The true floor under "food safety" - clean settings, normal feed, compassionate care of animals, and biodiversity in crops and animals - has been lowered by every form of cost cutting or profit-making.  With that floor of protection of nature removed, illnesses have come in, to which industry has applied one layer after another of "science" to cover what can't be covered, and bringing with it ever more disturbing problems.

The "food safety" bills in Congress were designed by industry whose methods include animal factories, antibiotics, genetic engineering of animal feed and drugs, pesticides, steroids and more - methods that not only threaten food, but the soil and water and biodiversity and normality of nature itself.  

Yet, the "food safety" bills threaten small farmers whose methods of growing food and raising animals are normal - methods which are protective of soil and water and which contribute to preserving and increasing biodiversity.  

"... Rising demand for meat has helped drive livestock production away from rural, mixed-farming systems, where farmers raise a few different species on a grass diet, toward intensive periurban and urban production of pigs and chickens. ... In Laos, 42 of the 45 outbreaks of avian flu in the spring of 2004 occurred on factory farms, and 38 were in the capital, Vientiane (the few small farms in the city where outbreaks occurred were located close to commercial operations).
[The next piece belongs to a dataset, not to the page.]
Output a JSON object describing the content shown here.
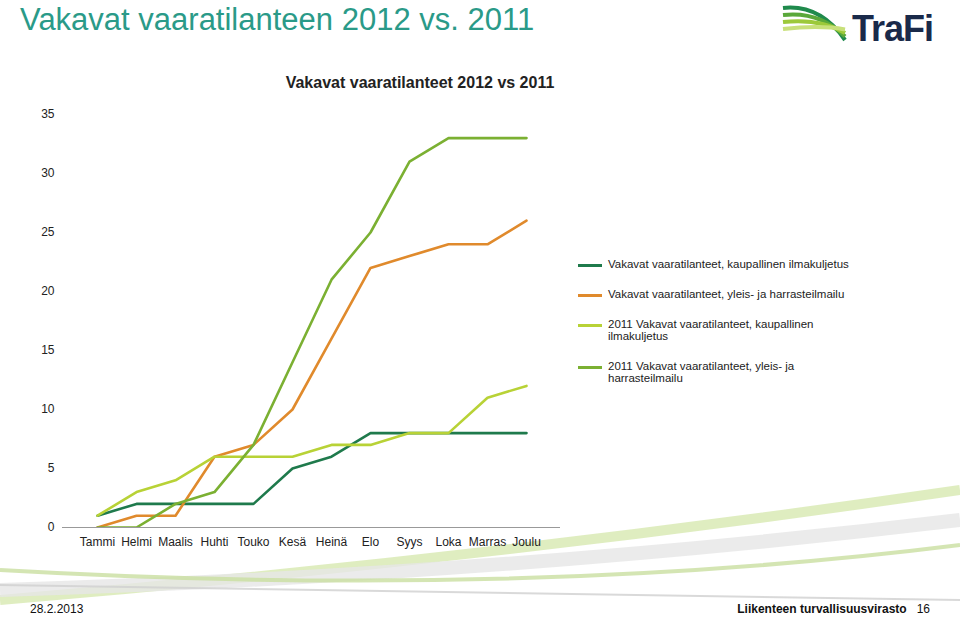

In Nigeria, the first cases of avian flu were found in an industrial broiler operation; it spread from that 46,000-bird farm to 30 other factory farms ..."

And after industry caused a disease that didn't exist before, when farmers raised their mixed breeds of animals outside and cared for them normally, what solution is applied?

"... At least 15 nations have restricted or banned free-range and backyard production of birds in an attempt to deal with avian flu on the ground, a move that may ultimately do more harm than good .... "Many of the world's estimated 800 million urban farmers, who raise crops and animals for food, transportation, and income in back yards and on rooftops, have been targeted unfairly by the U.N. Food and Agriculture Organization (FAO) and the World Health Organization," she told participants at the AAAS event. "The socioeconomic importance of livestock to the world's poor cannot be overstated." ...

"In other disease epidemics, concern is usually focused on the most likely vector populations.  ... They know that if they can prevent what are sometimes only a handful of individuals from continuing to spread a disease, they can halt an outbreak and minimize future damage. 

"So why, when dealing with bird flu, are world health officials saving all their efforts to control the small producer instead of trying to close down the punishingly unsanitary and high-risk CAFOs that appear to be incubating it?"

With the "food safety" bills, why is an increase in industrial methods being considered when industrial methods brought things to where they are now?

Our highly centralized food system is very vulnerable to contamination-both deliberate and accidental. ... 

Instead of seizing on these threats as a reason to decentralize our food supply, the government is bringing in more regulation and technology. 

Progressive senators are proposing that we begin to regulate farms the way we regulate meat plants. That will put small farms out of business. So you see what happens as industrial agriculture fails and sickens us. The solutions promote more industrialization of agriculture. And that's what we need to resist.  [Author's emphasis.]